First thing you have to do is select a VPS provider. There are many to choose from. All options I have seen start with a basic package and scale up to fit your needs. For basic DIY IoT enthusiasts, the entry-level offering provides more capability that you should ever need. Here are a few of the VPS providers and their basic features:

Website Cost/month CPU Cores RAM Storage Transfer
LiNode linode.com $5.00 1 1G 20G SSD 1 TB
LiNode linode.com $10.00 1 2G 30G SSD 2 TB
iPage iPage.com $19,99 1 1G 40G 1 TB
HostGator HostGator.com $19,95 2 2G 120G 1.5 TB
FatCow fatcow.com $19,99 1 1G 40G 1 TB
JustHost justhost.com $19,99 2 2G 30G 1 TB
Bluehost bluehost.com $19,99 2 2G 30G SAN 1 TB

I found that the Linode option offered the best value. At 10 USD per month, this provider was the lowest cost of the ones I had looked at. And recently, they have added even a lower, 5 USD per month package. In fact, there were many others that offered teaser rates initially, only to cost much more than the rates listed above. Those providers were eliminated from my consideration.

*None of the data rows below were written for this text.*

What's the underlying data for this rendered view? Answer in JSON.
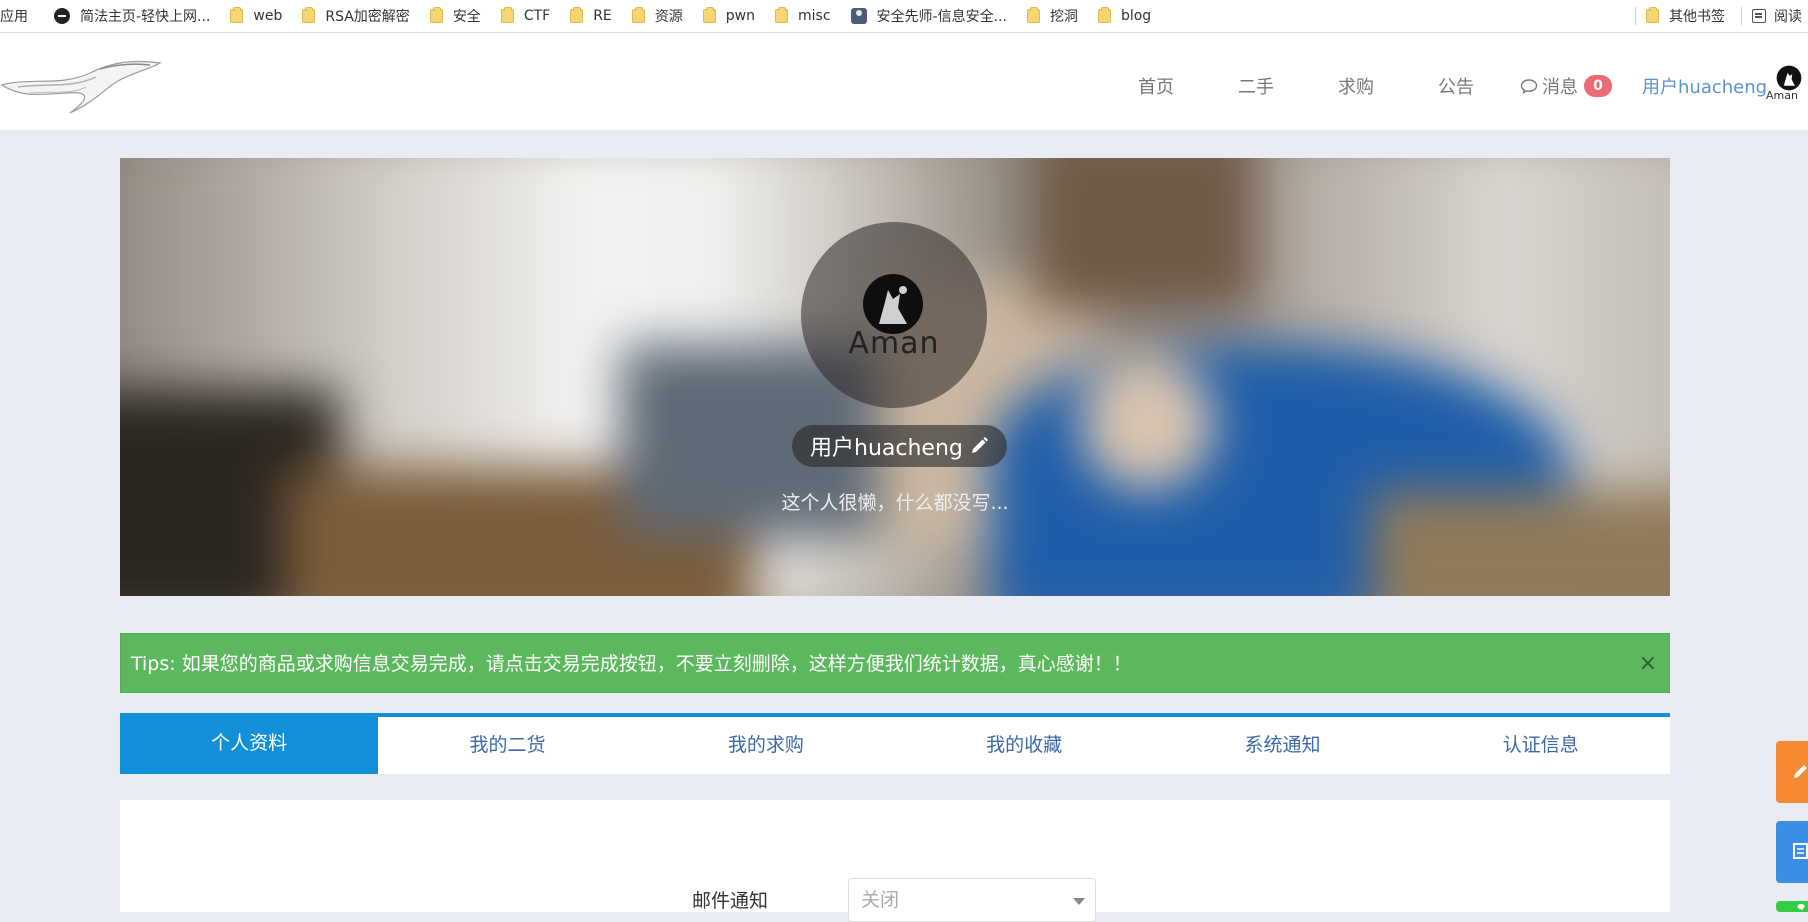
{
  "bookmarks": {
    "items": [
      {
        "label": "应用",
        "icon": "apps-icon"
      },
      {
        "label": "简法主页-轻快上网...",
        "icon": "site-round-icon"
      },
      {
        "label": "web",
        "icon": "folder-icon"
      },
      {
        "label": "RSA加密解密",
        "icon": "folder-icon"
      },
      {
        "label": "安全",
        "icon": "folder-icon"
      },
      {
        "label": "CTF",
        "icon": "folder-icon"
      },
      {
        "label": "RE",
        "icon": "folder-icon"
      },
      {
        "label": "资源",
        "icon": "folder-icon"
      },
      {
        "label": "pwn",
        "icon": "folder-icon"
      },
      {
        "label": "misc",
        "icon": "folder-icon"
      },
      {
        "label": "安全先师-信息安全...",
        "icon": "site-person-icon"
      },
      {
        "label": "挖洞",
        "icon": "folder-icon"
      },
      {
        "label": "blog",
        "icon": "folder-icon"
      }
    ],
    "other_label": "其他书签",
    "reading_label": "阅读"
  },
  "nav": {
    "home": "首页",
    "secondhand": "二手",
    "wanted": "求购",
    "notice": "公告",
    "messages": "消息",
    "message_count": "0",
    "user": "用户huacheng",
    "avatar_text": "Aman"
  },
  "profile": {
    "avatar_brand": "Aman",
    "username": "用户huacheng",
    "bio": "这个人很懒，什么都没写..."
  },
  "tips": {
    "text": "Tips: 如果您的商品或求购信息交易完成，请点击交易完成按钮，不要立刻删除，这样方便我们统计数据，真心感谢！！",
    "close": "×"
  },
  "tabs": [
    {
      "label": "个人资料",
      "active": true
    },
    {
      "label": "我的二货",
      "active": false
    },
    {
      "label": "我的求购",
      "active": false
    },
    {
      "label": "我的收藏",
      "active": false
    },
    {
      "label": "系统通知",
      "active": false
    },
    {
      "label": "认证信息",
      "active": false
    }
  ],
  "settings": {
    "email_label": "邮件通知",
    "email_value": "关闭"
  },
  "colors": {
    "accent": "#1190d9",
    "tips_bg": "#5cb85c",
    "badge": "#ec6a73",
    "float_orange": "#f68a34",
    "float_blue": "#3a8ee6",
    "float_green": "#33cc44"
  }
}
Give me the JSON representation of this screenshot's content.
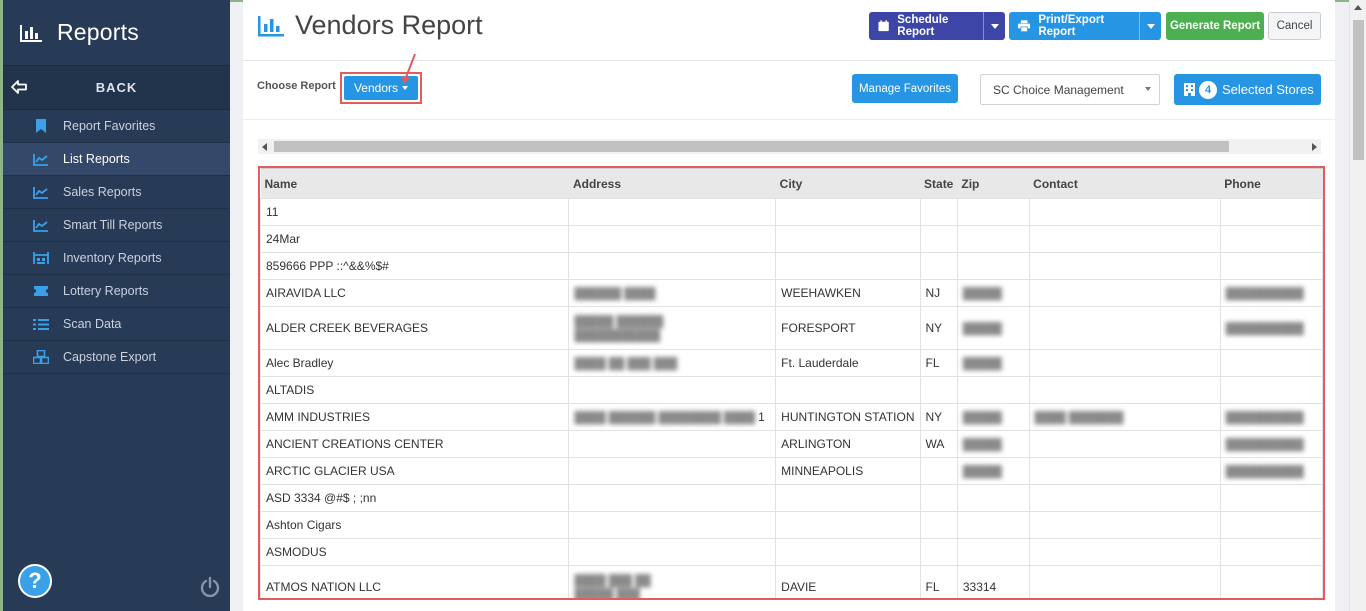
{
  "sidebar": {
    "title": "Reports",
    "back_label": "BACK",
    "items": [
      {
        "label": "Report Favorites",
        "icon": "bookmark-icon"
      },
      {
        "label": "List Reports",
        "icon": "chart-line-icon",
        "active": true
      },
      {
        "label": "Sales Reports",
        "icon": "chart-line-icon"
      },
      {
        "label": "Smart Till Reports",
        "icon": "chart-line-icon"
      },
      {
        "label": "Inventory Reports",
        "icon": "warehouse-icon"
      },
      {
        "label": "Lottery Reports",
        "icon": "ticket-icon"
      },
      {
        "label": "Scan Data",
        "icon": "list-icon"
      },
      {
        "label": "Capstone Export",
        "icon": "boxes-icon"
      }
    ],
    "help_label": "?"
  },
  "header": {
    "title": "Vendors Report",
    "schedule_label": "Schedule Report",
    "print_label": "Print/Export Report",
    "generate_label": "Generate Report",
    "cancel_label": "Cancel"
  },
  "controls": {
    "choose_label": "Choose Report",
    "report_selected": "Vendors",
    "manage_favorites_label": "Manage Favorites",
    "store_group": "SC Choice Management",
    "selected_stores_count": "4",
    "selected_stores_label": "Selected Stores"
  },
  "table": {
    "columns": [
      "Name",
      "Address",
      "City",
      "State",
      "Zip",
      "Contact",
      "Phone"
    ],
    "rows": [
      {
        "name": "11",
        "address": "",
        "city": "",
        "state": "",
        "zip": "",
        "contact": "",
        "phone": ""
      },
      {
        "name": "24Mar",
        "address": "",
        "city": "",
        "state": "",
        "zip": "",
        "contact": "",
        "phone": ""
      },
      {
        "name": "859666 PPP ::^&&%$#",
        "address": "",
        "city": "",
        "state": "",
        "zip": "",
        "contact": "",
        "phone": ""
      },
      {
        "name": "AIRAVIDA LLC",
        "address": "",
        "city": "WEEHAWKEN",
        "state": "NJ",
        "zip": "",
        "contact": "",
        "phone": ""
      },
      {
        "name": "ALDER CREEK BEVERAGES",
        "address": "",
        "city": "FORESPORT",
        "state": "NY",
        "zip": "",
        "contact": "",
        "phone": ""
      },
      {
        "name": "Alec Bradley",
        "address": "",
        "city": "Ft. Lauderdale",
        "state": "FL",
        "zip": "",
        "contact": "",
        "phone": ""
      },
      {
        "name": "ALTADIS",
        "address": "",
        "city": "",
        "state": "",
        "zip": "",
        "contact": "",
        "phone": ""
      },
      {
        "name": "AMM INDUSTRIES",
        "address": "1",
        "city": "HUNTINGTON STATION",
        "state": "NY",
        "zip": "",
        "contact": "",
        "phone": ""
      },
      {
        "name": "ANCIENT CREATIONS CENTER",
        "address": "",
        "city": "ARLINGTON",
        "state": "WA",
        "zip": "",
        "contact": "",
        "phone": ""
      },
      {
        "name": "ARCTIC GLACIER USA",
        "address": "",
        "city": "MINNEAPOLIS",
        "state": "",
        "zip": "",
        "contact": "",
        "phone": ""
      },
      {
        "name": "ASD 3334 @#$ ; ;nn",
        "address": "",
        "city": "",
        "state": "",
        "zip": "",
        "contact": "",
        "phone": ""
      },
      {
        "name": "Ashton Cigars",
        "address": "",
        "city": "",
        "state": "",
        "zip": "",
        "contact": "",
        "phone": ""
      },
      {
        "name": "ASMODUS",
        "address": "",
        "city": "",
        "state": "",
        "zip": "",
        "contact": "",
        "phone": ""
      },
      {
        "name": "ATMOS NATION LLC",
        "address": "",
        "city": "DAVIE",
        "state": "FL",
        "zip": "33314",
        "contact": "",
        "phone": ""
      }
    ]
  },
  "colors": {
    "sidebar_bg": "#273a56",
    "primary_blue": "#2696e4",
    "schedule_indigo": "#3d46a6",
    "generate_green": "#4caf50",
    "highlight_red": "#e35b5b"
  }
}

LiNode uses Solid-State Disks (SSD) which yield lightning fast performance, even with the entry level package that uses a single CPU core. I have been had an active VPS account with LiNode for about a year now, with 100% uptime.

If you do choose to setup a VPS using LiNode, please consider using this link, which, full disclosure, would provide me with a referral credit to help fund my own VPS account and continue sharing information.

Operating System Options 

LiNode VPS provides step-by-step instructions for setting up your system. While I do not have any personal experience, I suspect other VPS providers offer similar directions to simplify the setup procedure. or those familiar with Linux, here are the distributions that LiNode offers for immediate deployment:

I chose to deploy Ubuntu 16.04 LTS, which is a widely used distribution. With that basic configuration, I have customized the setup for my own personal needs.

Exploiting Your VPS Platform 

Once your VPS is setup, it is ripe and ready for practical applications. The first thing many DIY enthusiasts will want to add is a private MQTT broker. As an avid ESP8266, the first 3 applications listed below can interface directly with the VPS. This and other uses for the VPS will be covered in follow-up posts…

  • VPS Application 1: MQTT Broker
  • VPS Application 2: CoAP Server
  • VPS Application 3: Scheduled IoT Monitor/Control Scripts
  • VPS Application 4: Hosting a Website
  • VPS Application 5: Private Email Server

And this is just the beginning.

Hope you find this information useful.